Now define new values:
- $b_i^* = (b_i + k_1) / k_2$
- $\theta_p^* = (\theta_p + k_1) / k_2$
- $a_i^* = k_2 \times a_i$
- $c_i^* = c_i$
It will be true that: $a_i(\theta_p - b_i) = a_i^*(\theta_p^* - b_i^*)$
### Resolving Scale Indeterminacy
There are two main approaches:
#### 1. Item-Side Anchoring
- Place constraints on item parameters (e.g., mean item difficulty = 0)

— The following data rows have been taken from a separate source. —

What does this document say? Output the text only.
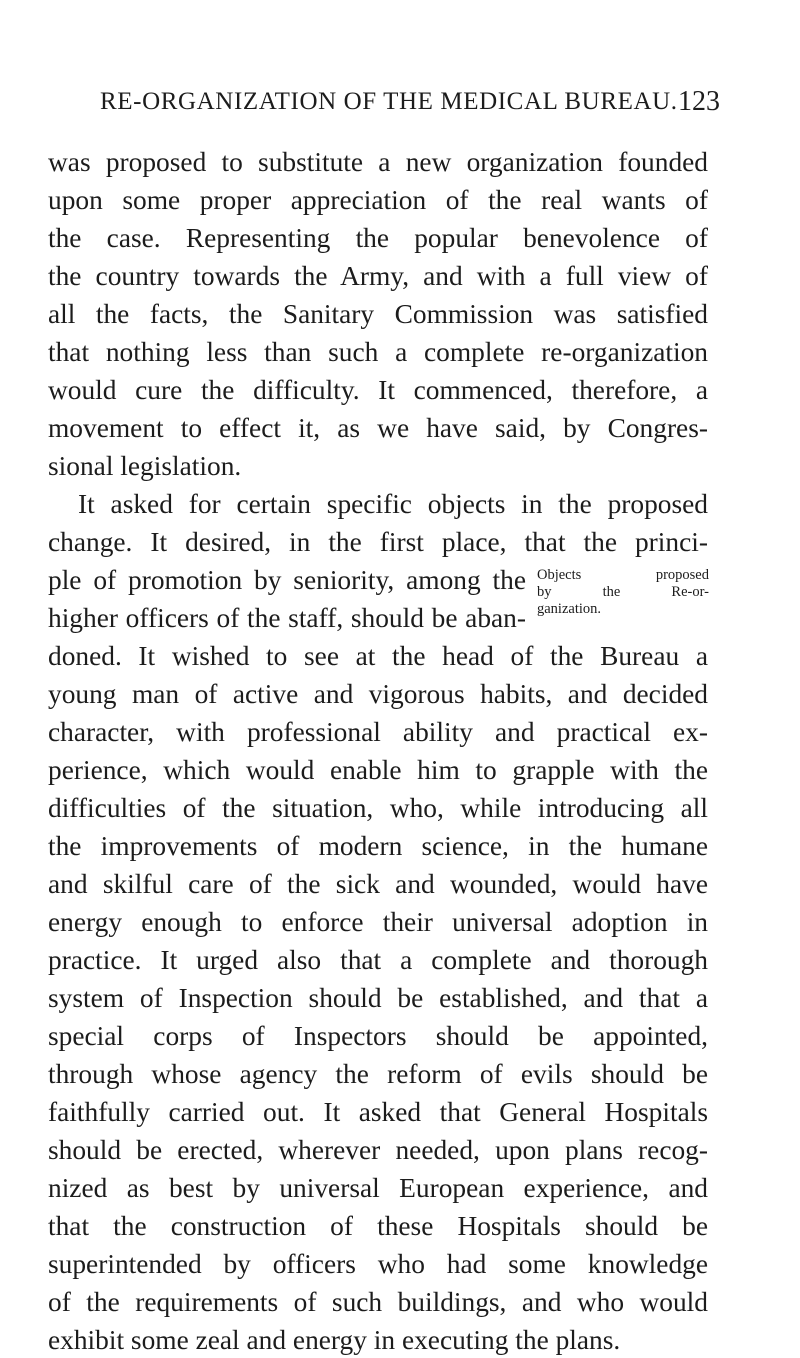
RE-ORGANIZATION OF THE MEDICAL BUREAU. 123
was proposed to substitute a new organization founded
upon some proper appreciation of the real wants of
the case. Representing the popular benevolence of
the country towards the Army, and with a full view of
all the facts, the Sanitary Commission was satisfied
that nothing less than such a complete re-organization
would cure the difficulty. It commenced, therefore, a
movement to effect it, as we have said, by Congres-
sional legislation.
It asked for certain specific objects in the proposed
change. It desired, in the first place, that the princi-
ple of promotion by seniority, among the
higher officers of the staff, should be aban-
doned. It wished to see at the head of the Bureau a
young man of active and vigorous habits, and decided
character, with professional ability and practical ex-
perience, which would enable him to grapple with the
difficulties of the situation, who, while introducing all
the improvements of modern science, in the humane
and skilful care of the sick and wounded, would have
energy enough to enforce their universal adoption in
practice. It urged also that a complete and thorough
system of Inspection should be established, and that a
special corps of Inspectors should be appointed,
through whose agency the reform of evils should be
faithfully carried out. It asked that General Hospitals
should be erected, wherever needed, upon plans recog-
nized as best by universal European experience, and
that the construction of these Hospitals should be
superintended by officers who had some knowledge
of the requirements of such buildings, and who would
exhibit some zeal and energy in executing the plans.
Objects proposed
by the Re-or-
ganization.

- Freely estimate the $\theta$ distribution
- More common in Rasch modeling and in Europe
#### 2. Person-Side Anchoring
- Fix distribution of $\theta$ to have mean = 0 and SD = 1
- Freely estimate item parameters
- More common in US and in achievement testing
### Practical Implications
1. **Comparing across studies**: Must ensure same scale/anchoring
2. **Linking**: Need anchor items or anchor persons to equate scales
3. **Interpretation**: The absolute value of $\theta$ is arbitrary; only relative positions matter
---
## Summary
### Assumptions
| Assumption | Description | Violation Consequences |
|:-----------|:------------|:-----------------------|
| Local Independence | Responses independent given $\theta$ | Biased parameter estimates |
| Dimensionality | Correct number of latent dimensions | Local dependence, poor fit |
| Functional Form | ICC follows logistic/normal ogive | Poor item fit |
| Continuous $\theta$ | Latent variable is continuous | (Rarely problematic) |
### Properties
| Property | Description | Practical Implication |
|:---------|:------------|:---------------------|
| Parameter Invariance | Parameters same across groups | Enables fair comparison |
| Scale Indeterminacy | Scale defined up to linear transform | Need anchoring conventions |
### Key Takeaways
1. **Local independence** is crucial - violations can seriously bias estimates
2. **Dimensionality** should be checked before fitting unidimensional models
3. **Parameter invariance** is a property, not an assumption - it holds if model fits
4. **Scale indeterminacy** means we need conventions to interpret parameters
5. Always check model assumptions before interpreting results!